Thursday, June 7, 2012

Goodies just for Farmer's Market customers all year round

With the first winter session of the Marietta Square Farmers Market kicking off Saturday morning, Cobb residents will be able to buy fresh produce and homemade goodies almost year-round.

The Marietta Square Farmers Market, which is located on Mill Street off the Marietta Square between the corner of Church Street and West Park Square, will be open for the winter months on Saturdays between Jan. 7 and March 31, 10 a.m. to 1 p.m. The “regular” 2012 market will begin April 7 and be conducted every Saturday and Sunday through Nov. 18. December is the only month when the market will not be open.

Rain, shine, sleet or snow, we will be open,” market director Johnny Fulmer said of the winter market. “We’ll continue it every year. This is not a test run. … We’ve had too many people, both vendors and customers, that wanted it to become more of a year-round market.”

Fulmer, who runs the farmers market with his wife, Susie, said he “pleaded” with the city of Marietta at the end of November to host the market during the winter months.

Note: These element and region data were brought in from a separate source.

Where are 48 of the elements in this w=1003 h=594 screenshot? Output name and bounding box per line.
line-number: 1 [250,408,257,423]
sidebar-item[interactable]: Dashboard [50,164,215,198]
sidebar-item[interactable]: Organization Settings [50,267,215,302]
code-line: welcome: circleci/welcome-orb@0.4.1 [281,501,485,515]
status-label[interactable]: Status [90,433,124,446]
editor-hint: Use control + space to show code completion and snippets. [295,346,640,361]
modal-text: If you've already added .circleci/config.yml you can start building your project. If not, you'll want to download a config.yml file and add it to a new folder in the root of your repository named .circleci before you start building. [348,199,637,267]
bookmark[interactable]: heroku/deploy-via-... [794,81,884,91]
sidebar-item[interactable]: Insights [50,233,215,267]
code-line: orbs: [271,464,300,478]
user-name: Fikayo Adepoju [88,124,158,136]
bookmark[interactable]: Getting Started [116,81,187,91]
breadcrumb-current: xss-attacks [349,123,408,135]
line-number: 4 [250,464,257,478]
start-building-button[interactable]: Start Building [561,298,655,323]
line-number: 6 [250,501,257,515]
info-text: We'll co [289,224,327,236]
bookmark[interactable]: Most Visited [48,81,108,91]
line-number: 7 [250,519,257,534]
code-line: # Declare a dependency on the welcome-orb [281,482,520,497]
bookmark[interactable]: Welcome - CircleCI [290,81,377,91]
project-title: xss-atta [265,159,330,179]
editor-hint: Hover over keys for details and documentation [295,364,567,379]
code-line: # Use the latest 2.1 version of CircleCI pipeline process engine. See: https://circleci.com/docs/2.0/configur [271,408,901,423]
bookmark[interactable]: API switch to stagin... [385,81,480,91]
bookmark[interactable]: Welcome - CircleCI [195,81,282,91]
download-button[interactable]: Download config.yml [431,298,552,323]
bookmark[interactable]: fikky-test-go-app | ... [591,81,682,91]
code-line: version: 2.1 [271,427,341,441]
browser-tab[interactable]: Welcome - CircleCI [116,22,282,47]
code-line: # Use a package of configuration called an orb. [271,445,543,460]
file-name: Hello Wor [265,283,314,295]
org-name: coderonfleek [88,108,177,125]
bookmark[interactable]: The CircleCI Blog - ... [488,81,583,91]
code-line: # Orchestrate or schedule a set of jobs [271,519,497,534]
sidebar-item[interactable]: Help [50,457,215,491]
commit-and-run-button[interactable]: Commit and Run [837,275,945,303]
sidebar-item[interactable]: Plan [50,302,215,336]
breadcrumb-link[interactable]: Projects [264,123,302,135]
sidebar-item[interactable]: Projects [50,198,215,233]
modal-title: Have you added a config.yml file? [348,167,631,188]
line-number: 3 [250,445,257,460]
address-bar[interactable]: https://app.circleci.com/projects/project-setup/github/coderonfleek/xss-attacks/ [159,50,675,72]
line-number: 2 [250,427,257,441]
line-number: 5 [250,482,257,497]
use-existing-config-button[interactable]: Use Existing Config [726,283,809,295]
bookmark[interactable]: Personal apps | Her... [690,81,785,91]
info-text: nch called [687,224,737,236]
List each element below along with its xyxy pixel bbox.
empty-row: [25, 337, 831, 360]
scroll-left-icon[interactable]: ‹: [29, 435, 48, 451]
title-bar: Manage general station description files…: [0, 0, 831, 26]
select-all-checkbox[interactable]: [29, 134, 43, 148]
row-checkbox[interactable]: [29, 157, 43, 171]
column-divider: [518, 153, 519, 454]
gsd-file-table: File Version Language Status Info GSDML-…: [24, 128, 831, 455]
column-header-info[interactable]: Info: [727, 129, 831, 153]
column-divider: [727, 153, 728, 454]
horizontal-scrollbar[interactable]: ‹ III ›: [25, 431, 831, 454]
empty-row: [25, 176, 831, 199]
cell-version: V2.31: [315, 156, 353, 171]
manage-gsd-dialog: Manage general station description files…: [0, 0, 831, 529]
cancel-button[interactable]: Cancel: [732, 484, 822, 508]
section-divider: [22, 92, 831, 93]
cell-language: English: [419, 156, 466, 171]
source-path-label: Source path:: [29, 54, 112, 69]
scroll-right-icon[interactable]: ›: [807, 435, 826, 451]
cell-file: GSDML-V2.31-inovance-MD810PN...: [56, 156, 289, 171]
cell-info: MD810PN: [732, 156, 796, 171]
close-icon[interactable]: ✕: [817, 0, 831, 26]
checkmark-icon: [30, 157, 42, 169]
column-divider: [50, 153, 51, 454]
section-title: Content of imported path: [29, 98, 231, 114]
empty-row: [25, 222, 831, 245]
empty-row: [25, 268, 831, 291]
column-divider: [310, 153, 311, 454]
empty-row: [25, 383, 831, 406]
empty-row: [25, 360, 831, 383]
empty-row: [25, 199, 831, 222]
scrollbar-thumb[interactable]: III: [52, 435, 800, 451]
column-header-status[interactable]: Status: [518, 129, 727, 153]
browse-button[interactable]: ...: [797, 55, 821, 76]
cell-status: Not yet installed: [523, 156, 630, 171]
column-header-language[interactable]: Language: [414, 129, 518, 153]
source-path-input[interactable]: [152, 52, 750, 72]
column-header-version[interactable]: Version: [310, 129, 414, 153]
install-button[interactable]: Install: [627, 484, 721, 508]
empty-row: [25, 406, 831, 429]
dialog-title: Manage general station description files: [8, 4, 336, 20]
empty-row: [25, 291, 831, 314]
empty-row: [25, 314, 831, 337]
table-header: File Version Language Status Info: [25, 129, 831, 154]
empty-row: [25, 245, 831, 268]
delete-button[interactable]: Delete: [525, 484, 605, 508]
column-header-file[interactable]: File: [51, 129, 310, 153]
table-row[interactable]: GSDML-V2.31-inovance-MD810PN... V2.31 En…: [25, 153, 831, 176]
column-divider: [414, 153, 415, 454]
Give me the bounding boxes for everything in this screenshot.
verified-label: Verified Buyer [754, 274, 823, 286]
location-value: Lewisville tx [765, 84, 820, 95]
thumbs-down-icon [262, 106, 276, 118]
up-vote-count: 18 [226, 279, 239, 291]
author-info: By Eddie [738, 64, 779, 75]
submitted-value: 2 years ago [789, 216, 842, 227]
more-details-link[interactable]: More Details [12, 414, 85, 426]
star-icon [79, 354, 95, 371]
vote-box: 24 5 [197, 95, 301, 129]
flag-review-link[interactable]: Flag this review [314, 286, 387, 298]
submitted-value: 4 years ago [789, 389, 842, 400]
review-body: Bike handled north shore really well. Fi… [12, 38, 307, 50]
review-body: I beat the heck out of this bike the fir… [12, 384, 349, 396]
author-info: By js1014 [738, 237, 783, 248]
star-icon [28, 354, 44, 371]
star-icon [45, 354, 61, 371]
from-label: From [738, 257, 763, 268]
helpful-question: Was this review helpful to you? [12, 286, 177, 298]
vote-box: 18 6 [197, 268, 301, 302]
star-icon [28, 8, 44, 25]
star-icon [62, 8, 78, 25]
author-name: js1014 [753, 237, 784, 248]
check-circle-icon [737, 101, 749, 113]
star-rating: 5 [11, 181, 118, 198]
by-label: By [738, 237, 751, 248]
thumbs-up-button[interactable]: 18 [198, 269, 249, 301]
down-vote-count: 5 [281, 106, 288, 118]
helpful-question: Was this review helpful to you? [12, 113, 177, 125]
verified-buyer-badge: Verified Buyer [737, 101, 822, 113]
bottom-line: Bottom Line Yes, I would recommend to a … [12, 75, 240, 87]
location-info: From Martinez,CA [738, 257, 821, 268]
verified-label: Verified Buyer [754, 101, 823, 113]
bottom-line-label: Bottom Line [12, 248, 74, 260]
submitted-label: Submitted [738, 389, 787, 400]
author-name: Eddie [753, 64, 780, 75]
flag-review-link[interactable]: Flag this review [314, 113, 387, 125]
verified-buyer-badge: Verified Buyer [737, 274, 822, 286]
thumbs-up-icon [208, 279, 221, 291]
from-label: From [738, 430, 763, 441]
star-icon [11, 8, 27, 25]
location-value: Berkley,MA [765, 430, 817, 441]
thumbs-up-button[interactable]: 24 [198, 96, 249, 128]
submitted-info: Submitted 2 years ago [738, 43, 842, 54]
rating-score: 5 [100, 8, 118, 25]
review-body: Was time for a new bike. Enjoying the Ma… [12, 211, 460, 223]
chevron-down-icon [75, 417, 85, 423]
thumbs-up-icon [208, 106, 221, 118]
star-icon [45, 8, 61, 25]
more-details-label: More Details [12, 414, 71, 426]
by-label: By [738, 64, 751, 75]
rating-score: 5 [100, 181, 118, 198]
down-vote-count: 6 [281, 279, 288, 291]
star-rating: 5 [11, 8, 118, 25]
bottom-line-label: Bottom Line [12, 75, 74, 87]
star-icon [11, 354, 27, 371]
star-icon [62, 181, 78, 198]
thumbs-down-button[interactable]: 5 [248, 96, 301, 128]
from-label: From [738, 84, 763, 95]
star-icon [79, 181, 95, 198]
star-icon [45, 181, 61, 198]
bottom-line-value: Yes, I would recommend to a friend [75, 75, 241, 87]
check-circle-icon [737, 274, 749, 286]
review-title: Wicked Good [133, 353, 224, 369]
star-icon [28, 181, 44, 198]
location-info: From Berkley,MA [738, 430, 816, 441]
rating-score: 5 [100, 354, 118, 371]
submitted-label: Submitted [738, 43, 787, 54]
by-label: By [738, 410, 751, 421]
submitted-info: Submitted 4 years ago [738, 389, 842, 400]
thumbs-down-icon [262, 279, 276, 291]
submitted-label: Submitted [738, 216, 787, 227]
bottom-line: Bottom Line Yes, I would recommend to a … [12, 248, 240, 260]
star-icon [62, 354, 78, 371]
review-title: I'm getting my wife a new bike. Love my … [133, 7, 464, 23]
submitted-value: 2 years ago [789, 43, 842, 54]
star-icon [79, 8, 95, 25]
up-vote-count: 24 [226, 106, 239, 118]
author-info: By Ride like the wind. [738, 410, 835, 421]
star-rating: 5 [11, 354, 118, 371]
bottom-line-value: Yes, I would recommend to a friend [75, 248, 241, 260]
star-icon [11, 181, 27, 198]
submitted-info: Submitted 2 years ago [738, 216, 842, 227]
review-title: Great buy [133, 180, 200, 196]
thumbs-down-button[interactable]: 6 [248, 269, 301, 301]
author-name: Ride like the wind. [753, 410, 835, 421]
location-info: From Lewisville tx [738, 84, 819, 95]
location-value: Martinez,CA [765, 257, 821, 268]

Thirty-eight vendors, compared to the regular market’s 65, are participating in this year’s winter market, which will feature Georgia-grown or -made products such as vegetables, baked goods, eggs, honey, meats, fish, dairy products, pasta, salsa, Shea butter and flaxseed.

Vendors come from Cobb and Paulding counties, along with participants from Rockmart and Chickamauga and as far south as Peach County, just below Macon, Fulmer said.

“In the metro area, there are a number of growers,” Fulmer said. “We see a lot of young people getting into the farming business, which is exciting. Often people think of the farmer as being an old guy. The young vendor is also attracting young customers.”

Nancy McKinney of Acworth, who has sold baked goods under the name Fat Lady Baker at the market off and on for the last 10 years, will be participating in the winter market.

McKinney, who also runs The Collective Kitchen off Johnson Ferry Road in east Cobb, said the farmers market exposes her to a new clientele every Saturday.

“It’s just fantastic,” she said. “You’re outside, you get to see all these different people. Old friends come back and the other vendors, we’re like a small family. I’ve met a lot of good people. It’s such a good market.”

McKinney specializes in fresh ground, whole grain and vegan breads, specifically Ezekiel bread.

“I do some artisan bread, some pastries and I grind all of my wheat fresh,” she said.

She began baking 10 years ago because she was tired of being in the “corporate world” managing an accounting department for a big payroll company working behind a desk, she said.

“I kind of fell into it and was interested in the healthy side of it and the healthy grains and kind of came up with the Ezekiel bread recipe,” she said.

McKinney said she believes people should buy locally because vendors care about the reputation of their product and what they give to the product.

“If you have someone selling goat cheese, you know that person is taking care of his goats. The goats aren’t on a corporate farm. The same with the honey and bread and vegetable person,” she said. “We have reputations to uphold. It’s like an art for us.”

The farmers market, now in its tenth year, started in the parking lot of First Baptist Church near the Square and moved to Mill Street four years ago. The market has grown from 12 vendors to offering approximately 65 spaces each Saturday and Sunday.